Agustin Alberti, analyste chez Moody’s, reconnait la « flexibilité financière de Vivendi » mais préfère garder une perspective négative sur la note Baa2 du groupe « car l’utilisation du produit de la vente (d’UMG, ndlr) et la structure finale du capital de la société restent incertaines ». De nombreux actionnaires s’interrogent notamment sur la mise en oeuvre d’une offre publique de rachats d’actions (OPRA) pouvant aller jusqu’à 50% du capital de Vivendi. ISS et Glass Lewis ont appelé à voter contre la résolution qui sera présentée ce mardi lors de l’AG. Dans le fond, les actionnaires minoritaires craignent que cette OPRA serve d’abord les intérêts patrimoniaux de Vincent Bolloré. Cette 23e résolution devra obtenir une majorité des deux tiers pour être validée.

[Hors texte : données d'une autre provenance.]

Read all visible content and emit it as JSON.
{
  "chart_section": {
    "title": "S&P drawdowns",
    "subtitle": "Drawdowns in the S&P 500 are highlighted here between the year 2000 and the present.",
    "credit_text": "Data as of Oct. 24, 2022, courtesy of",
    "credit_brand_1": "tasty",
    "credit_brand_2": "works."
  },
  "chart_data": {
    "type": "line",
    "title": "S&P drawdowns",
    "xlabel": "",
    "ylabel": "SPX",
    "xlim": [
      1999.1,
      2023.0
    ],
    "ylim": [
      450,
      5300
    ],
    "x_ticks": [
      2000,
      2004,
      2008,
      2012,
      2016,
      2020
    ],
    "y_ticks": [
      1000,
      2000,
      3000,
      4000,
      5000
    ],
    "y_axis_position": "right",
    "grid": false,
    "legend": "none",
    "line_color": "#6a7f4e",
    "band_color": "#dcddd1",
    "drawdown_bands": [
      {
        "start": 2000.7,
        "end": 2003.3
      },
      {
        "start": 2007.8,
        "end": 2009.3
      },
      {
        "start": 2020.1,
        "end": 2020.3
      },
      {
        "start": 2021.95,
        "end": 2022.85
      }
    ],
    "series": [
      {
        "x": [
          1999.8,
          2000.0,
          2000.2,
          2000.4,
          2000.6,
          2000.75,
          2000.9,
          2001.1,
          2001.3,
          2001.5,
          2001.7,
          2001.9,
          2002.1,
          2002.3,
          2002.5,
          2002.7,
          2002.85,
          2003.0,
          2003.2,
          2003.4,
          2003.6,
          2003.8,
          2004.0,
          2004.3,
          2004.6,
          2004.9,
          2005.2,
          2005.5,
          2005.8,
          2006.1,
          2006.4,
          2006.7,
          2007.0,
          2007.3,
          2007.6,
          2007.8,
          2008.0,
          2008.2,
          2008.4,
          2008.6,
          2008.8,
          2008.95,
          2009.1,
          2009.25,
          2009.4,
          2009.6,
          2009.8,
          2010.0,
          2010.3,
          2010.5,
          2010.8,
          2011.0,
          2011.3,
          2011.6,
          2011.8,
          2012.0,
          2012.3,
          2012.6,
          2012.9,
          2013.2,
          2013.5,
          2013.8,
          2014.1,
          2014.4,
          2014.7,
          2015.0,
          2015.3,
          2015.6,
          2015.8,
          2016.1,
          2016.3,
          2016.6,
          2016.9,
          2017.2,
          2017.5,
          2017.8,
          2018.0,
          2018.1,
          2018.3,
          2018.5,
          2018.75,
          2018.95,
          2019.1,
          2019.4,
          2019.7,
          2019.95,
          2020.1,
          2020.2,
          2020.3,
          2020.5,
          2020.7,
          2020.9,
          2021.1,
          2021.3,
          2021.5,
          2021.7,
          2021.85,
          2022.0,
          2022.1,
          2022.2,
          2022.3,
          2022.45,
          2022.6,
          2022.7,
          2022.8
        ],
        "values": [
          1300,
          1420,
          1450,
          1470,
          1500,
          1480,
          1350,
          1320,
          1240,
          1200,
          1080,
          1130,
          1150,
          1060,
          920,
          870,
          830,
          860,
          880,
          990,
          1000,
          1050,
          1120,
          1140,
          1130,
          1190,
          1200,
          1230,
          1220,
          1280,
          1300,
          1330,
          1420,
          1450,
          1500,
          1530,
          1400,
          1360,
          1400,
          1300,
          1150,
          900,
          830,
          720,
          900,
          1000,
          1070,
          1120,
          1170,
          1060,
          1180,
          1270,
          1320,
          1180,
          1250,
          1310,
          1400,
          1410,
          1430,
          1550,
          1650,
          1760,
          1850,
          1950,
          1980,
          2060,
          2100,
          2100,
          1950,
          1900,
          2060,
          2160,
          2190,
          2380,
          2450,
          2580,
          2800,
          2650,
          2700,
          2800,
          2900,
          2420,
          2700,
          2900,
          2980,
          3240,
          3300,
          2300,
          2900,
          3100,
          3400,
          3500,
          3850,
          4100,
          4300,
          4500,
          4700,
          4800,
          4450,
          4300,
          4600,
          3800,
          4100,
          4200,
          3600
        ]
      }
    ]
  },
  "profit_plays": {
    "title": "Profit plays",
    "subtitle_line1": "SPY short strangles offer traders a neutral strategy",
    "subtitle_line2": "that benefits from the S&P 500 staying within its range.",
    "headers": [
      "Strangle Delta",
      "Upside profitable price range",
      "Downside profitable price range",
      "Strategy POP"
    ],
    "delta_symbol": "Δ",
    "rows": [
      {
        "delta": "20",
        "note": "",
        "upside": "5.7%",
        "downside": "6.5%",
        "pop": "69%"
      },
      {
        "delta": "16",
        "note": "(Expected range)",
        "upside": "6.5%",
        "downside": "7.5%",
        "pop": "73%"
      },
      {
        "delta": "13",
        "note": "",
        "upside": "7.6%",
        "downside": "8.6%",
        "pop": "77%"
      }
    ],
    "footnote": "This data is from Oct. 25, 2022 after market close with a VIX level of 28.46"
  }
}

A plus court terme, la scission d’UMG, qui devrait être finalisée en septembre, risque de créer quelques perturbations. Compte tenu du coût fiscal que l’opération impliquera pour eux, des actionnaires de Vivendi pourraient être tentés de vendre leurs actions avant la scission, soulignaient récemment les analystes du courtier indépendant Market Securities.
Du fait de la chute mécanique de sa capitalisation boursière post-scission, Vivendi risque aussi de se faire exclure de certains indices boursiers. Ce qui pèserait inévitablement sur le cours de Bourse.